Lord, help me to walk with humility and to walk in the wisdom of seeking counsel and advice.
Read: 1 CHRONICLES 13:1-14
 David conferred with each of his officers, the commanders of thousands and commanders of hundreds.  He then said to the whole assembly of Israel, "If it seems good to you and if it is the will of the LORD our God, let us send word far and wide to the rest of our people throughout the territories of Israel, and also to the priests and Levites who are with them in their towns and pasturelands, to come and join us.  Let us bring the ark of our God back to us, for we did not inquire of it during the reign of Saul."  The whole assembly agreed to do this, because it seemed right to all the people.  So David assembled all Israel, from the Shihor River in Egypt to Lebo Hamath, to bring the ark of God from Kiriath Jearim.  David and all Israel went to Baalah of Judah (Kiriath Jearim) to bring up from there the ark of God the LORD, who is enthroned between the cherubim-the ark that is called by the Name.  They moved the ark of God from Abinadab's house on a new cart, with Uzzah and Ahio guiding it.  David and all the Israelites were celebrating with all their might before God, with songs and with harps, lyres, timbrels, cymbals and trumpets.  When they came to the threshing floor of Kidon, Uzzah reached out his hand to steady the ark, because the oxen stumbled.  The LORD's anger burned against Uzzah, and he struck him down because he had put his hand on the ark. So he died there before God.  Then David was angry because the LORD's wrath had broken out against Uzzah, and to this day that place is called Perez Uzzah.  David was afraid of God that day and asked, "How can I ever bring the ark of God to me?" He did not take the ark to be with him in the City of David. Instead, he took it to the house of Obed-Edom the Gittite.  The ark of God remained with the family of Obed-Edom in his house for three months, and the LORD blessed his household and everything he had.

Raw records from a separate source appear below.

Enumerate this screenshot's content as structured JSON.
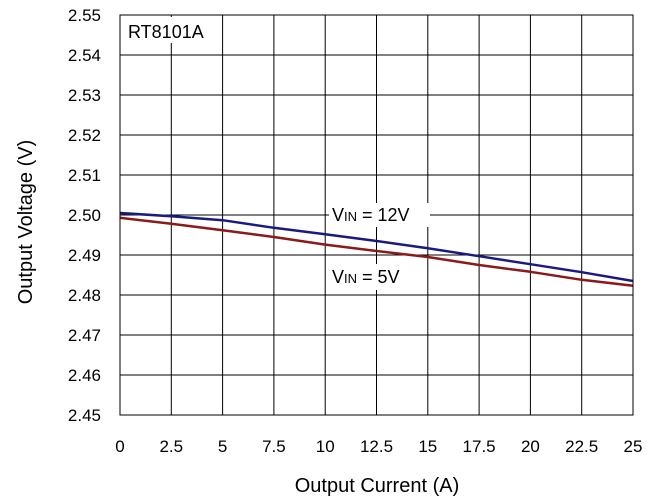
{
  "chart_data": {
    "type": "line",
    "title": "",
    "xlabel": "Output Current (A)",
    "ylabel": "Output Voltage (V)",
    "xlim": [
      0,
      25
    ],
    "ylim": [
      2.45,
      2.55
    ],
    "xticks": [
      "0",
      "2.5",
      "5",
      "7.5",
      "10",
      "12.5",
      "15",
      "17.5",
      "20",
      "22.5",
      "25"
    ],
    "yticks": [
      "2.45",
      "2.46",
      "2.47",
      "2.48",
      "2.49",
      "2.50",
      "2.51",
      "2.52",
      "2.53",
      "2.54",
      "2.55"
    ],
    "grid": true,
    "legend": "none",
    "annotations": {
      "device": "RT8101A",
      "vin12": {
        "main": "V",
        "sub": "IN",
        "rest": " = 12V"
      },
      "vin5": {
        "main": "V",
        "sub": "IN",
        "rest": " = 5V"
      }
    },
    "series": [
      {
        "label": "VIN = 12V",
        "color": "#1a1a80",
        "x": [
          0,
          2.5,
          5,
          7.5,
          10,
          12.5,
          15,
          17.5,
          20,
          22.5,
          25
        ],
        "y": [
          2.5005,
          2.4997,
          2.4987,
          2.4968,
          2.4952,
          2.4935,
          2.4917,
          2.4897,
          2.4877,
          2.4857,
          2.4835
        ]
      },
      {
        "label": "VIN = 5V",
        "color": "#8b1a1a",
        "x": [
          0,
          2.5,
          5,
          7.5,
          10,
          12.5,
          15,
          17.5,
          20,
          22.5,
          25
        ],
        "y": [
          2.4993,
          2.4978,
          2.4962,
          2.4945,
          2.4926,
          2.491,
          2.4895,
          2.4875,
          2.4858,
          2.4838,
          2.4823
        ]
      }
    ]
  }
}
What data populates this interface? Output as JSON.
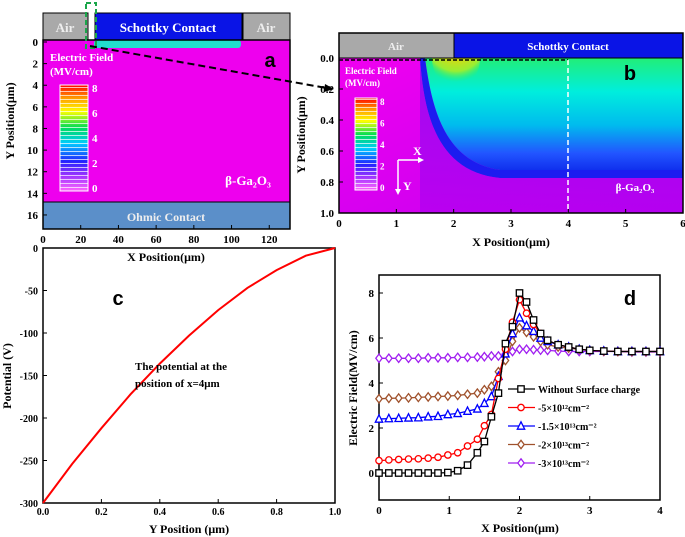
{
  "chart_data": [
    {
      "panel_label": "a",
      "type": "heatmap",
      "xlabel": "X Position(μm)",
      "ylabel": "Y Position(μm)",
      "xticks": [
        0,
        20,
        40,
        60,
        80,
        100,
        120
      ],
      "yticks": [
        0,
        2,
        4,
        6,
        8,
        10,
        12,
        14,
        16
      ],
      "xlim": [
        0,
        131
      ],
      "ylim": [
        17.5,
        -2.5
      ],
      "regions": {
        "air_left": "Air",
        "schottky": "Schottky Contact",
        "air_right": "Air",
        "ohmic": "Ohmic Contact",
        "material": "β-Ga₂O₃"
      },
      "colorbar": {
        "title": "Electric Field",
        "unit": "(MV/cm)",
        "ticks": [
          0,
          2,
          4,
          6,
          8
        ]
      },
      "colors": {
        "air": "#a9a9a9",
        "schottky": "#0a14e6",
        "ohmic": "#5b8fc9",
        "substrate": "#ee00ee",
        "zoom_box": "#1aa64a"
      }
    },
    {
      "panel_label": "b",
      "type": "heatmap",
      "xlabel": "X Position(μm)",
      "ylabel": "Y Position(μm)",
      "xticks": [
        0,
        1,
        2,
        3,
        4,
        5,
        6
      ],
      "yticks": [
        "0.0",
        "0.2",
        "0.4",
        "0.6",
        "0.8",
        "1.0"
      ],
      "xlim": [
        0,
        6
      ],
      "ylim": [
        1.0,
        0.0
      ],
      "regions": {
        "air": "Air",
        "schottky": "Schottky Contact",
        "material": "β-Ga₂O₃"
      },
      "axes_arrows": {
        "x": "X",
        "y": "Y"
      },
      "cut_line_x": 4,
      "colorbar": {
        "title": "Electric Field",
        "unit": "(MV/cm)",
        "ticks": [
          0,
          2,
          4,
          6,
          8
        ]
      }
    },
    {
      "panel_label": "c",
      "type": "line",
      "xlabel": "Y Position (μm)",
      "ylabel": "Potential (V)",
      "annotation": [
        "The potential at the",
        "position of x=4μm"
      ],
      "xlim": [
        0,
        1.0
      ],
      "ylim": [
        -300,
        0
      ],
      "xticks": [
        "0.0",
        "0.2",
        "0.4",
        "0.6",
        "0.8",
        "1.0"
      ],
      "yticks": [
        0,
        -50,
        -100,
        -150,
        -200,
        -250,
        -300
      ],
      "color": "#ff0000",
      "x": [
        0,
        0.1,
        0.2,
        0.3,
        0.4,
        0.5,
        0.6,
        0.7,
        0.8,
        0.9,
        1.0
      ],
      "y": [
        -300,
        -254,
        -212,
        -172,
        -136,
        -103,
        -73,
        -47,
        -26,
        -9,
        0
      ]
    },
    {
      "panel_label": "d",
      "type": "line",
      "xlabel": "X Position(μm)",
      "ylabel": "Electric Field(MV/cm)",
      "xlim": [
        0,
        4
      ],
      "ylim": [
        -1.2,
        8.8
      ],
      "xticks": [
        0,
        1,
        2,
        3,
        4
      ],
      "yticks": [
        0,
        2,
        4,
        6,
        8
      ],
      "legend_position": "center-right",
      "x": [
        0,
        0.14,
        0.28,
        0.42,
        0.56,
        0.7,
        0.84,
        0.98,
        1.12,
        1.26,
        1.4,
        1.5,
        1.6,
        1.7,
        1.8,
        1.9,
        2.0,
        2.1,
        2.2,
        2.3,
        2.4,
        2.55,
        2.7,
        2.85,
        3.0,
        3.2,
        3.4,
        3.6,
        3.8,
        4.0
      ],
      "series": [
        {
          "name": "Without Surface charge",
          "color": "#000000",
          "marker": "square",
          "values": [
            0,
            0,
            0,
            0,
            0,
            0,
            0,
            0.02,
            0.1,
            0.35,
            0.9,
            1.4,
            2.5,
            3.55,
            5.75,
            6.5,
            8.0,
            7.6,
            6.8,
            6.2,
            5.9,
            5.7,
            5.6,
            5.5,
            5.45,
            5.42,
            5.4,
            5.4,
            5.4,
            5.4
          ]
        },
        {
          "name": "-5×10¹²cm⁻²",
          "color": "#ff0000",
          "marker": "circle",
          "values": [
            0.55,
            0.58,
            0.6,
            0.62,
            0.63,
            0.66,
            0.7,
            0.8,
            0.9,
            1.2,
            1.5,
            2.1,
            2.6,
            4.2,
            5.5,
            6.7,
            7.7,
            7.1,
            6.6,
            6.2,
            5.9,
            5.7,
            5.6,
            5.5,
            5.45,
            5.42,
            5.4,
            5.4,
            5.4,
            5.4
          ]
        },
        {
          "name": "-1.5×10¹³cm⁻²",
          "color": "#0000ff",
          "marker": "triangle",
          "values": [
            2.4,
            2.42,
            2.43,
            2.45,
            2.46,
            2.5,
            2.52,
            2.6,
            2.65,
            2.75,
            2.85,
            3.1,
            3.4,
            4.3,
            5.3,
            6.2,
            6.9,
            6.55,
            6.3,
            6.0,
            5.85,
            5.7,
            5.6,
            5.5,
            5.45,
            5.42,
            5.4,
            5.4,
            5.4,
            5.4
          ]
        },
        {
          "name": "-2×10¹³cm⁻²",
          "color": "#a0522d",
          "marker": "diamond",
          "values": [
            3.3,
            3.32,
            3.33,
            3.34,
            3.36,
            3.38,
            3.4,
            3.42,
            3.45,
            3.5,
            3.55,
            3.7,
            3.85,
            4.5,
            5.0,
            5.85,
            6.45,
            6.25,
            6.05,
            5.85,
            5.7,
            5.6,
            5.55,
            5.5,
            5.45,
            5.42,
            5.4,
            5.4,
            5.4,
            5.4
          ]
        },
        {
          "name": "-3×10¹³cm⁻²",
          "color": "#a020f0",
          "marker": "diamond",
          "values": [
            5.1,
            5.1,
            5.1,
            5.1,
            5.1,
            5.12,
            5.12,
            5.12,
            5.14,
            5.14,
            5.15,
            5.17,
            5.2,
            5.2,
            5.3,
            5.4,
            5.5,
            5.5,
            5.48,
            5.46,
            5.45,
            5.42,
            5.4,
            5.4,
            5.4,
            5.4,
            5.4,
            5.38,
            5.38,
            5.38
          ]
        }
      ]
    }
  ]
}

Reflect: Do you recognize your need for others' input?
David is really settling into this business of being king. He addresses the "whole assembly of Israel" (a favorite phrase with the Chronicler). He wants to consult and he has an instinct to gather people together. So much leadership fails because people are neither gathered nor consulted. Where people are ignored they feel diminished; where they are consulted they grow. The issue is about bringing the Ark into Jerusalem. It has a long history as a sign of God's presence and David understands how vital it is to the building of the kingdom (Exodus 25,37), hence the celebration (8).
But then, disaster strikes. An ox stumbles, the Ark sways unsteadily, and Uzzah--not unreasonably, one would have thought--reaches out to steady it and is struck down dead. God is angry with Uzzah, David is angry with God, and the whole enterprise judders to a halt. Then anger gives way to fear. No one wants to touch the Ark again!
So leadership is not so simple. The holiness of God (6) and the need for proper care in handling the things and the people of God (15:13) is vital. It was a hard lesson (especially for Uzzah!). And it still is.
When considering getting advice, remember that getting God's counsel is always foremost!
Jesus, help me to walk as a member of Your body, and always to seek Your direction as the head of the Church.